The Port of LB (which operates on state Tidelands) agreed to participate financially in the transaction by agreeing to co-locate its new Port headquarters building as part of the new Civic Center.

The City organized multiple study sessions and public meetings describing the transaction's asserted benefits, but the decision making Council held only one "study session" on the transaction's financial details (with Power Point slides, no accompanying text memo.) The Council invited no formal presentations from independent witnesses or experts regarding seismic retrofits or other alternatives...and during study sessions and Council sessions preceding the final vote, taxpayers were allowed 180 seconds per person at the public speaker's podium.

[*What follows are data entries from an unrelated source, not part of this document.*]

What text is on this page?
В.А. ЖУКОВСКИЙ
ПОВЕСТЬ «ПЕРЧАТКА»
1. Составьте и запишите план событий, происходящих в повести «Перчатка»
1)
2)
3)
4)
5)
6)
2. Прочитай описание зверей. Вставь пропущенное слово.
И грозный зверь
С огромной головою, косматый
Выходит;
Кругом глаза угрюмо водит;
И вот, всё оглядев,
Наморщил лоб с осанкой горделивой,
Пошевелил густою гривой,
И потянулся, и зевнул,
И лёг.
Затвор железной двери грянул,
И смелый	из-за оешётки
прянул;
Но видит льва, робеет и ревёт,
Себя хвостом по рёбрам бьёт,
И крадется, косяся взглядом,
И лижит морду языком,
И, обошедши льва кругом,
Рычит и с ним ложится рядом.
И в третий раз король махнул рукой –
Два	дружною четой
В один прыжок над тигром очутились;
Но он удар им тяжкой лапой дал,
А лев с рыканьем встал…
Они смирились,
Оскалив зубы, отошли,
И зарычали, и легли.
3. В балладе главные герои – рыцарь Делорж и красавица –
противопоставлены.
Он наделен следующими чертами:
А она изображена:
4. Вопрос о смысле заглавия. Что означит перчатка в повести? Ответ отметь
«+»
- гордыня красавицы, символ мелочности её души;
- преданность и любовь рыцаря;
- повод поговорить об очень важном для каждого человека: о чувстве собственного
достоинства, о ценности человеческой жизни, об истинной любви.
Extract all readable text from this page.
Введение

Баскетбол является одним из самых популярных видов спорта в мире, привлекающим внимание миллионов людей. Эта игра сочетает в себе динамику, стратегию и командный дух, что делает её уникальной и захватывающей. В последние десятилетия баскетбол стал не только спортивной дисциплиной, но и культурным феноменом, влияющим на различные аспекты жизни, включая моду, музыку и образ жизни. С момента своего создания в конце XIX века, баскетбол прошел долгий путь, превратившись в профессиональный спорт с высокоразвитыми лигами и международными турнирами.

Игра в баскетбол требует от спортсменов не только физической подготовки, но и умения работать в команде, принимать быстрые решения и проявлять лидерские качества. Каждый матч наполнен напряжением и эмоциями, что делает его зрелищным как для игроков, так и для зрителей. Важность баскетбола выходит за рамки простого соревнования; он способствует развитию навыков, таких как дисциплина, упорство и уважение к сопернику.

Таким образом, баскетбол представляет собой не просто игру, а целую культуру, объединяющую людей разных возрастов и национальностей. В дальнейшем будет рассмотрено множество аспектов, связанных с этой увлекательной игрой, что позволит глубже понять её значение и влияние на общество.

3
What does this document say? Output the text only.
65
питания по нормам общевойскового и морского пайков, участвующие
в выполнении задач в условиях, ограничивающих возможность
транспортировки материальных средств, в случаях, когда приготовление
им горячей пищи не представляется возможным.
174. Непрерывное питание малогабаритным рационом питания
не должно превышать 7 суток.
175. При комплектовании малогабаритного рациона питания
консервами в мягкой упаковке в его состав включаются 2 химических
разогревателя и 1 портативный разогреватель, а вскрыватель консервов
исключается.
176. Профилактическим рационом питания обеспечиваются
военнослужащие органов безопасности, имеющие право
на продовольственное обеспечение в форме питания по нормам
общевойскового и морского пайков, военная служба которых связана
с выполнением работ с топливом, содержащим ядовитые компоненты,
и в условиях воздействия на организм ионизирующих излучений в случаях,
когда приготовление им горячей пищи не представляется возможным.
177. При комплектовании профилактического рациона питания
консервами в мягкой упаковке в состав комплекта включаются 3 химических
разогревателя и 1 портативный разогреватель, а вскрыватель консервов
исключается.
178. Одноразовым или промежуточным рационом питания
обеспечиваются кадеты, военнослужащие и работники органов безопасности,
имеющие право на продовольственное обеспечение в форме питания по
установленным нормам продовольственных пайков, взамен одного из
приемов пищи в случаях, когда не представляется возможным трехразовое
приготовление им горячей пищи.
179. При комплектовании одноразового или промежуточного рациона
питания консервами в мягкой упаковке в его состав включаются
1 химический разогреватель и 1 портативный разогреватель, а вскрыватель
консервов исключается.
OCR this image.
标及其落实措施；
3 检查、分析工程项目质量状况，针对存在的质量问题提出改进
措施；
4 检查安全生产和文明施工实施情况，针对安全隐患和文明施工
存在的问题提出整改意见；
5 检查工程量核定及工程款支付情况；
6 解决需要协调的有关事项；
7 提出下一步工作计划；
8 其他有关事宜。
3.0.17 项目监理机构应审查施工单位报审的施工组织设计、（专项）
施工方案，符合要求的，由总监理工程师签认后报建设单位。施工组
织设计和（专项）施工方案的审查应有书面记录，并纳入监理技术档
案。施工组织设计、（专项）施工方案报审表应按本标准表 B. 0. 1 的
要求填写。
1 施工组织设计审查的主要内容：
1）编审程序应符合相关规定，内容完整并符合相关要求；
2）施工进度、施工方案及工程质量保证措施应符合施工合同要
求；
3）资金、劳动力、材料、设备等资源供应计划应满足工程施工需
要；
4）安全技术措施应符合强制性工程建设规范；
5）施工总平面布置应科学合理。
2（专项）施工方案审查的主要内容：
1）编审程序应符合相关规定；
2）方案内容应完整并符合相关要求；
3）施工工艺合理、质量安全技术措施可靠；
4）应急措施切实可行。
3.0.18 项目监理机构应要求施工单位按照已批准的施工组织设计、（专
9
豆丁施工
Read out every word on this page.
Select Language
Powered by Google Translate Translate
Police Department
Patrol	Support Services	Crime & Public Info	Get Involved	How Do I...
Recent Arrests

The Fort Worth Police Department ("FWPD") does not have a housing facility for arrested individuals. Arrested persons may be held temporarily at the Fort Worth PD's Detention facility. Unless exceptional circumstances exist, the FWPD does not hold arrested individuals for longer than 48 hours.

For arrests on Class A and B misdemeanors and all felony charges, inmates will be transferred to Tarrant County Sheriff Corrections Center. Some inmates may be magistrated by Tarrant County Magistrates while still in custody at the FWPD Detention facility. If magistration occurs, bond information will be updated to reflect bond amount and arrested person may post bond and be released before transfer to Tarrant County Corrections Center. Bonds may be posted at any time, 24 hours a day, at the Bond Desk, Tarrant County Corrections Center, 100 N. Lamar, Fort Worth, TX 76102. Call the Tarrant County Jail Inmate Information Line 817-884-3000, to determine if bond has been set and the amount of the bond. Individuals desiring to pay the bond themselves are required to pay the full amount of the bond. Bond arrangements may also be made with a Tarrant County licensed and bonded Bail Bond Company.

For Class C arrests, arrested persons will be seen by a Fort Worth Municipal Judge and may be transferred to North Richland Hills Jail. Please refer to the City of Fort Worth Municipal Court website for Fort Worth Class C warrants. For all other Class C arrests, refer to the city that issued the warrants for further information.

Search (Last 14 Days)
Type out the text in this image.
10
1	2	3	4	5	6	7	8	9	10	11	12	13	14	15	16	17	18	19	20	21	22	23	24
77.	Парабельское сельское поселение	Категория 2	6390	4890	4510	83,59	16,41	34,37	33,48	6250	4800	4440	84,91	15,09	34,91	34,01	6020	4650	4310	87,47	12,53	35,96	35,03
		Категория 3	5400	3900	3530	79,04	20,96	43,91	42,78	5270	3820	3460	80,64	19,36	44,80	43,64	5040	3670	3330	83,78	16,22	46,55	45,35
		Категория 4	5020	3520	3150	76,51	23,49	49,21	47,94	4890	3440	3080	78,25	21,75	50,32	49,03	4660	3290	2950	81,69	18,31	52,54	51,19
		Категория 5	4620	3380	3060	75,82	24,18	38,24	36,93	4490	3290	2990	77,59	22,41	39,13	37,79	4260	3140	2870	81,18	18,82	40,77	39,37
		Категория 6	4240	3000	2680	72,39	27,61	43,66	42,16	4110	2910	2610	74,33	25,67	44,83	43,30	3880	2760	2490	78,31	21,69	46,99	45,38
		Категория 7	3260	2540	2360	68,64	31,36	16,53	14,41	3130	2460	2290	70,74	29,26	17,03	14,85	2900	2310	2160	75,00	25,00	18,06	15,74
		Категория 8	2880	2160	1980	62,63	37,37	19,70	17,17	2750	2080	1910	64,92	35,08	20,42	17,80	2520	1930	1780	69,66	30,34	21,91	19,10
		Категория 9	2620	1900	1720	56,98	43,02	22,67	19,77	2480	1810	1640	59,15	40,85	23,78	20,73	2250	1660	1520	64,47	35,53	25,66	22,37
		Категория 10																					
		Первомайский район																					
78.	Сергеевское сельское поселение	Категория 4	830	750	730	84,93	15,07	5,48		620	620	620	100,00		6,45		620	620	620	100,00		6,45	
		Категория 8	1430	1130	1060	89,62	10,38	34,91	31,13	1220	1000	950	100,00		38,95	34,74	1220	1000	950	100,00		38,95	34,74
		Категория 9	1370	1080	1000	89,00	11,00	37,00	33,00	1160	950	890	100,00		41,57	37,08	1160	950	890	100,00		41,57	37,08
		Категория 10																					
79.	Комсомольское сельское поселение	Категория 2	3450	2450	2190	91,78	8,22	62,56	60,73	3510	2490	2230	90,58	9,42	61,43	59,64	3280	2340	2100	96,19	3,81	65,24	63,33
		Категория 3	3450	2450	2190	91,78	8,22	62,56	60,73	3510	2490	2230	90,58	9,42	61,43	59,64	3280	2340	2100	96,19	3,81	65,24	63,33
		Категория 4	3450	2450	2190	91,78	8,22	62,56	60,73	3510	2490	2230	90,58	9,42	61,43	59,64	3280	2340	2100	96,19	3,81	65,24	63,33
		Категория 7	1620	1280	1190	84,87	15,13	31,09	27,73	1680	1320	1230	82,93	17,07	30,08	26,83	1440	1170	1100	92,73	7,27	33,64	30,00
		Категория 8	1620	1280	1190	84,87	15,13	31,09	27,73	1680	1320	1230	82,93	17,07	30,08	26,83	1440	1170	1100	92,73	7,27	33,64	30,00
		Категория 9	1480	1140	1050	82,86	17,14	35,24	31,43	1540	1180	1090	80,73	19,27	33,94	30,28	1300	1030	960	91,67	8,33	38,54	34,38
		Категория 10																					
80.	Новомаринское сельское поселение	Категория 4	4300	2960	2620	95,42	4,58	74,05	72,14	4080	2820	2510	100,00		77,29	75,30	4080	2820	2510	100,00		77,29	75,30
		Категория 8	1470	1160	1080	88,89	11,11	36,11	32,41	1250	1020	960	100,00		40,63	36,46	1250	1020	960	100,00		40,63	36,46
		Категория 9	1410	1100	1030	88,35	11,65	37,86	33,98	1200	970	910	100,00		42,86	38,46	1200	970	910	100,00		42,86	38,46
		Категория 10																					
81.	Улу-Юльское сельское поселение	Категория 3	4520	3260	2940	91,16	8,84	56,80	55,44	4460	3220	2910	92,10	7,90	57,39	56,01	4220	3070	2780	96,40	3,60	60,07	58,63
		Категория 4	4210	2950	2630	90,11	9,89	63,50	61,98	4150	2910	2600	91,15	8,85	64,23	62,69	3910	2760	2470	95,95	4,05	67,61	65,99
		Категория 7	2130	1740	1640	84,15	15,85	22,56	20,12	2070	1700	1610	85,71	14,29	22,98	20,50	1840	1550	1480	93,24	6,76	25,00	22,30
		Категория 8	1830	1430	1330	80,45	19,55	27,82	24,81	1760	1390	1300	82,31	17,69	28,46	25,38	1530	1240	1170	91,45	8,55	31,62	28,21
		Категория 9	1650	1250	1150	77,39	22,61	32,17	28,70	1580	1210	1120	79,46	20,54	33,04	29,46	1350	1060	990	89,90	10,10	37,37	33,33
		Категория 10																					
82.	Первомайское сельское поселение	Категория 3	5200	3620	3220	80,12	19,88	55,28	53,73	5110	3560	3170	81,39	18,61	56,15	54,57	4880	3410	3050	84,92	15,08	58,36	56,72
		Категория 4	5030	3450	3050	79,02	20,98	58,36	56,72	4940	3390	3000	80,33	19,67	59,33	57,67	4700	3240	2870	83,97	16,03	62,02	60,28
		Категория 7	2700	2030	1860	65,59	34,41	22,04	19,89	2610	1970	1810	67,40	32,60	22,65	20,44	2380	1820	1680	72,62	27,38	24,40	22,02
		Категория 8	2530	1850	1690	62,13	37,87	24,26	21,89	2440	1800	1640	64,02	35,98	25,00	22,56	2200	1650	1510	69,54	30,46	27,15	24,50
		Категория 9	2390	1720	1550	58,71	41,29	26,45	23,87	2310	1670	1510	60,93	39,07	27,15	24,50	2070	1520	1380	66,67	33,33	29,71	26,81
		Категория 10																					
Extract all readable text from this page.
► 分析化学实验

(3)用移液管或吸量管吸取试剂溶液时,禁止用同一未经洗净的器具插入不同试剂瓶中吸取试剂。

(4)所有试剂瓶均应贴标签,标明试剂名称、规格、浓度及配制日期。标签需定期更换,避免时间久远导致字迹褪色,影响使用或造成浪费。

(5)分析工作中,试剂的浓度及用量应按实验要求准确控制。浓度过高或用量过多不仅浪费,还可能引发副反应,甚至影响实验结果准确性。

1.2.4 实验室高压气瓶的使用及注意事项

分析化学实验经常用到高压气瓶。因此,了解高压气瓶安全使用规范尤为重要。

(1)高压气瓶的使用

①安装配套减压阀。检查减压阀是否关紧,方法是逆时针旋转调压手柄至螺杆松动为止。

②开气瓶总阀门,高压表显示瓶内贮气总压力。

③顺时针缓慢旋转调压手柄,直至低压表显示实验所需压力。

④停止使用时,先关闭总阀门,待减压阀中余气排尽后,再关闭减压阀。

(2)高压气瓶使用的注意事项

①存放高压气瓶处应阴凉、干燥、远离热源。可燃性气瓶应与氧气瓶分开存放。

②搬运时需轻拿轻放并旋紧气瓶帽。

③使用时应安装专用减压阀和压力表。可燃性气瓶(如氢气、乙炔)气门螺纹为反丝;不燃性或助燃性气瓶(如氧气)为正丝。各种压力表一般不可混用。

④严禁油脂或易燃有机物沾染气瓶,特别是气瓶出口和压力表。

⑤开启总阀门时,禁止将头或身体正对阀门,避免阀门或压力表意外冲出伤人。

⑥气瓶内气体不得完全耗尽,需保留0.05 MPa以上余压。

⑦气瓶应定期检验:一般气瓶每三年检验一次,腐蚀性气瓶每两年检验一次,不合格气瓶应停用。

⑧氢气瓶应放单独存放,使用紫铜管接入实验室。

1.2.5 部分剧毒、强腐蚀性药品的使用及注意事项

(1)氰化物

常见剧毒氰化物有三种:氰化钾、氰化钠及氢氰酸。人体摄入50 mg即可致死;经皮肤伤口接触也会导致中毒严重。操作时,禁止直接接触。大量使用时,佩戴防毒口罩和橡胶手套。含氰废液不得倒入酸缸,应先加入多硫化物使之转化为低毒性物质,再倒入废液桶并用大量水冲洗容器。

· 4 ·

From 2007 to the present, the City didn't seek or obtain bids for a seismic retrofit of its current City Hall (built less than 40 years ago) but cited the building's seismic deficiencies as its basis for pursuing an entire Civic Center rebuild. At least two separate sources -- a Long Beach architect experienced in adaptive reuse retrofits and a Columbia University graduate student -- independently indicated that a retrofit should cost significantly less than the sum city management estimated. The retrofit cost would likely have to be financed using some type of debt bond requiring taxpayer approval; city management said the public-private partnership wouldn't cost more than current operating costs plus a CPI escalator, and required no taxpayer approval.)

Under the Council-approved Civic Center transaction, which cited seismic safety, a new City Hall isn't expected to be completed [last stated city staff estimate] until late 2019.